The NC population (CD15−/CD24LO/CD29HI) entails subsets expressing Pax3, CD57 (HNK1), and CD271 (p75), all of which have been described on neural crest cells [64, 41, 59]. Furthermore, it contains markers also present on mesenchymal derivatives, including CD271, CD73 (ecto-5-nucleotidase), and myosin [65, 58] (Table 1). Further analysis will be required to determine in which way neural crest derivatives such as peripheral neuron cells and melanocytes differentiate from this newly defined hES subset, and whether the mesenchymal cells are in fact generated via cranial neural crest-like cells in culture, or via mesodermal specification from the original pluripotent source . From our current focus on cell transplantation to models of neurodegenerative disease in the CNS, it is an important finding that excluding this population is a prerequisite for tumor elimination and enhances the purity of the graft, as evidenced by absence of myosin-positive cells.
Finally, the ND (CD15−/CD29LO/CD24HI) population was found to provide tumor-free neuronal grafts. In vitro, virtually pure neuronal cultures were established by sorting for this surface antigen combination. Markers co-expressed in this population include neuroblast and neuronal markers doublecortin, TuJ1, and MAP2, while more immature markers such as Pax6 and FORSE-1, the formation of proliferative clusters, are absent. While this study addresses one major obstacle to neural stem cell therapy, i.e. the formation of tumors, the derivation and stability of functional therapeutic phenotypes are still a challenge that needs to be solved. A better understanding of the cell populations present in culture and their interactions in the dish may contribute to achieving that.
SUMMARY AND CONCLUSION
In summary, these data provide a novel surface antigen code for neural lineage differentiation. Dynamic changes in surface expression of the identified antigens CD15, CD24, and CD29 in combination (Table 1) can be exploited for the experimental separation of key neural cell populations derived from developing human stem cells.

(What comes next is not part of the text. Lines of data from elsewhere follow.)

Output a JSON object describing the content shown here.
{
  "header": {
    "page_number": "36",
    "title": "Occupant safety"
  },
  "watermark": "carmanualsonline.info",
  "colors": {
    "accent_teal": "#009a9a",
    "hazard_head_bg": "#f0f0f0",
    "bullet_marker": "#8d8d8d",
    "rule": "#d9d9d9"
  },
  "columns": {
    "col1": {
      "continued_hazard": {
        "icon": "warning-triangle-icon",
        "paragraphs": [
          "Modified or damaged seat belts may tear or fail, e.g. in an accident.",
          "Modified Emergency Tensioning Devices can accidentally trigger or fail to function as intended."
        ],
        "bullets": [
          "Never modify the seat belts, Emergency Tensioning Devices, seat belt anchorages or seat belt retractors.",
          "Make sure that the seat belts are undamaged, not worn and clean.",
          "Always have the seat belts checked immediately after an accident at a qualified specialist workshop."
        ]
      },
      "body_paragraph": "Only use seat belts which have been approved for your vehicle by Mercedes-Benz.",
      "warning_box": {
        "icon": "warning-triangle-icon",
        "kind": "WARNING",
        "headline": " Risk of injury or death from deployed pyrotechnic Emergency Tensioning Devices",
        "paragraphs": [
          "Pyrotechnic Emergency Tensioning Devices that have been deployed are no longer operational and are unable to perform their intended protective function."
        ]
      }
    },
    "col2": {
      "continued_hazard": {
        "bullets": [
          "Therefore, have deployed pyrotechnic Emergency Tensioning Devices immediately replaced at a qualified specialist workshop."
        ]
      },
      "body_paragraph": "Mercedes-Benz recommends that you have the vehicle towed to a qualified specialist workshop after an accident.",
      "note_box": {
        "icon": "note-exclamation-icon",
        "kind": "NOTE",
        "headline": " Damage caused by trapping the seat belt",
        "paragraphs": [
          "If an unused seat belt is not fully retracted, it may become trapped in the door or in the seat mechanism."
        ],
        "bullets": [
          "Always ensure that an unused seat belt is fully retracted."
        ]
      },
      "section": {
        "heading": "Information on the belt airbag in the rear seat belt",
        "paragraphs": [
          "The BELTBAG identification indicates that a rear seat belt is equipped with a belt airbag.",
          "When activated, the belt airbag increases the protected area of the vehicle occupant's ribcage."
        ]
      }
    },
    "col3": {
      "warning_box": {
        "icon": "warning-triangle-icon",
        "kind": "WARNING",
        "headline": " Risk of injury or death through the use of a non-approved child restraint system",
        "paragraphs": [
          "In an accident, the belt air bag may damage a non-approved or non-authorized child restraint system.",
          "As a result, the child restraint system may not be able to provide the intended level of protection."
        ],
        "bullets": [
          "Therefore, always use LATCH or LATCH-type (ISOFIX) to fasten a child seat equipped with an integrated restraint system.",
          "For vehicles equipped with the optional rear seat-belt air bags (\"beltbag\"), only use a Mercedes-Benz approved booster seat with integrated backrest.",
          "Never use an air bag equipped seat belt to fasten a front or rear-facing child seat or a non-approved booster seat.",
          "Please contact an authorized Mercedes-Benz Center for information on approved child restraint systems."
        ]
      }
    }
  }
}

We thank Shreeya Karki and Casper Reske-Nielsen for excellent technical assistance. This work was supported by a National Institutes of Health grant (P50NS39793), the Michael Stern Foundation, the Orchard Foundation, the Consolidated Anti-Aging Foundation, and the Harold and Ronna Cooper Family.
DISCLOSURE OF POTENTIAL CONFLICTS OF INTEREST
The authors indicate no potential conflicts of interest.